Here's Will, even more triumphantly:
By persuading the court to reject a Commerce Clause rationale for a president’s signature act, the conservative legal insurgency against Obamacare has won a huge victory for the long haul. This victory will help revive a venerable tradition of America’s political culture, that of viewing congressional actions with a skeptical constitutional squint, searching for congruence with the Constitution’s architecture of enumerated powers. By rejecting the Commerce Clause rationale, Thursday's decision reaffirmed the Constitution's foundational premise: Enumerated powers are necessarily limited because, as Chief Justice John Marshall said, "the enumeration presupposes something not enumerated." [Italics his]
There's still a giant debate to be had over how much Roberts actually reined in the Commerce Clause.
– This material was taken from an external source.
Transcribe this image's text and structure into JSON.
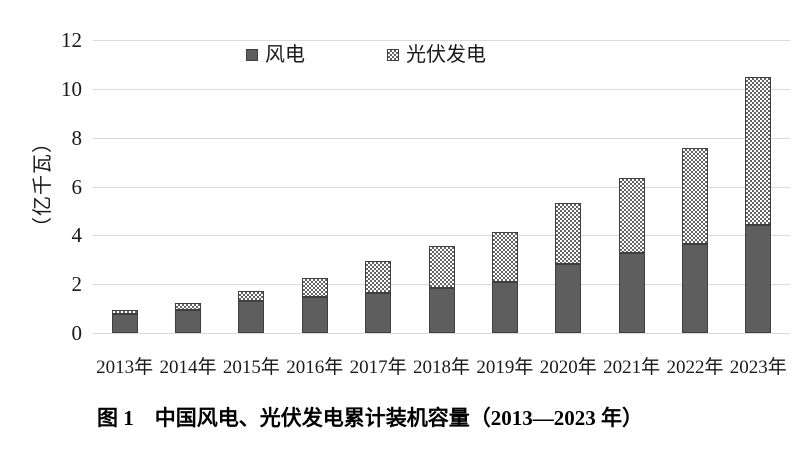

If Roberts's reading is restricted to the compulsion of commerce, as the liberal justices read it, then its impact would be severely limited: one of the reasons the ACA became constitutionally exceptional was that it was considered a rare instance of Congress compelling all citizens purchase to make a purchase. Conservatives were adamant that this was unprecedented; if so, then Roberts's rejection of Congress' authority to do it should be extremely limited as well, no?
However, Roberts's decision could also be read as an attack on Wickard v. Filburn, the case on which Scalia reversed himself just last week, in time to make it not applicable to Obamacare. Wickard is what allows the federal government to concern itself with local commerce by arguing that when intrastate commerce affects interstate commerce, even indirectly, it becomes the federal government's business. Many wanted Obamacare to be argued as blatantly constitutional under Wickard. That it wasn't, and that Roberts's didn't make the argument, suggests that there is a coming rereading of Wickard that really could change the nature of the Commerce Clause.
The second narrative is a whole lot shorter. In fact, it's only three letters: <spooky>TAX</spooky>. Your PoliticOlogist kept the coverage tuned to Fox News yesterday (and was therefore fooled along with them about the ruling for a minute) and got to see the talking points develop in real time. Megyn Kelly—looking about as angry as a human being possibly can look while still anchoring a live news show—focused on the Medicaid portion that was struck down, because it was painfully obvious she had no idea what the conservative opinion on the bill was yet, and neither did anyone else.
Within the second hour of coverage, however, the word tax started popping up more and more. By the third hour Fox was gleefully running clips of Obama from 2009 swearing up and down that this was not a tax. By the fourth hour, Obamacare was "the largest tax increase on the middle class in history." And by the end of the day, the narrative was complete: Obama had bait-and-switched the nation with a bill about an "individual mandate" that was really a tax all along, thus imposing by decree the largest tax hike in history on an unsuspecting public.
These are the two narratives of Roberts's decision: that it was a Trojan Horse for the reining in of the Commerce Clause, and thus a Federalist long game, and that Obama intentionally deceived the country about the nature of his signature legislation. For the record, just because they're talking points doesn't make them wrong, especially not on the judicial point. But right or wrong, expect to hear these lines repeated, and naseum, until they become as taken for granted by the right as Obamacare's unconstitutionality once was.